A team of researchers from Switzerland, the U.S., and Spain has isolated an enzyme that triggers an autoimmune response from T-cells in patients with MS. In their paper published in the journal Science Translational Medicine, the group describes their study of T-cells and protein fragments and what they found.
Joseph Sabatino Jr. and Scott Zamvil with the University of California, have written a Focus piece on the work done by the team in the same journal issue. Multiple sclerosis arises when the immune system begins mistakenly attacking myelin, a lipid-rich insulator that covers nerve endings.
People with MS generally develop tingling and numbness, and over time, a host of other symptoms. There is currently no cure, and treatment is limited to attempts to improve functionality.
The cause of the disease is not known either, but it is believed that an agent of some sort causes T-cells to attack certain molecules in myelin as foreign invaders.
In this new effort, the researchers have found an enzyme that triggers an immune response from T-cells in MS patients. They also found that the same kind of T-cells reacted to a bacterial variant of the enzyme, suggesting that molecular mimics might be involved.
The immune system
The researchers believe the enzyme they have identified could include a molecule that is the self-antigen scientists have been looking for. A self-antigen, as its name implies, is a molecule that resides in the body but is misidentified by the immune system as an enemy.

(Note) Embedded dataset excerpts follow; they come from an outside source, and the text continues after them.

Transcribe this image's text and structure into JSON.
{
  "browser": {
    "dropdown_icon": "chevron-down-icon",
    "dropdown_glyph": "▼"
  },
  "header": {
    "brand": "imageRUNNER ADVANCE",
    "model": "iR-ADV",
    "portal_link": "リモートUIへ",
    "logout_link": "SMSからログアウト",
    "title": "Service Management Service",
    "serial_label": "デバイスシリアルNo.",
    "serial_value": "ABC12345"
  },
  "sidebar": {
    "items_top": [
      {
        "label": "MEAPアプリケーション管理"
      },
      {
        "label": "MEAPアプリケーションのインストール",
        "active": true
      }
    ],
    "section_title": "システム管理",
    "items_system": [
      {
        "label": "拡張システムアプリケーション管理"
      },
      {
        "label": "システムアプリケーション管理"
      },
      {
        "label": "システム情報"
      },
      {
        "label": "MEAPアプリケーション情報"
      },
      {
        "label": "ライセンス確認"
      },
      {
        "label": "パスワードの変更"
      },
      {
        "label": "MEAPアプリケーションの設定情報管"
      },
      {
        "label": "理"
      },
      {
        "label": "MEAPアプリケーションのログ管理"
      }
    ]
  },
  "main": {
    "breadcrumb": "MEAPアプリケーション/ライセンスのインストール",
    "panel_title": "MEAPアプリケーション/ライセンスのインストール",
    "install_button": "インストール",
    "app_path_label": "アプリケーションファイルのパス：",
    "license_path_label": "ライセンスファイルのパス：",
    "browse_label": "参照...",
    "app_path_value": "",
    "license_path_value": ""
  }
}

It has long been thought that the self-antigen involved in MS lies in one of the proteins in myelin. To find it, the researchers collected T-cells from patients who had died from the disease.
They then tested 200 fragment mixtures representing 300 billion varieties. The two with the strongest reaction both came from an enzyme called guanosine diphosphate-L-fucose synthase.
The researchers report that T-cells from 12 of the 31 samples were found to react to the enzyme. They also found that T-cells from some of the MS patients also reacted to a bacterial version of the same enzyme, suggesting that some types of bacteria may play a role in setting off an MS-related immune response.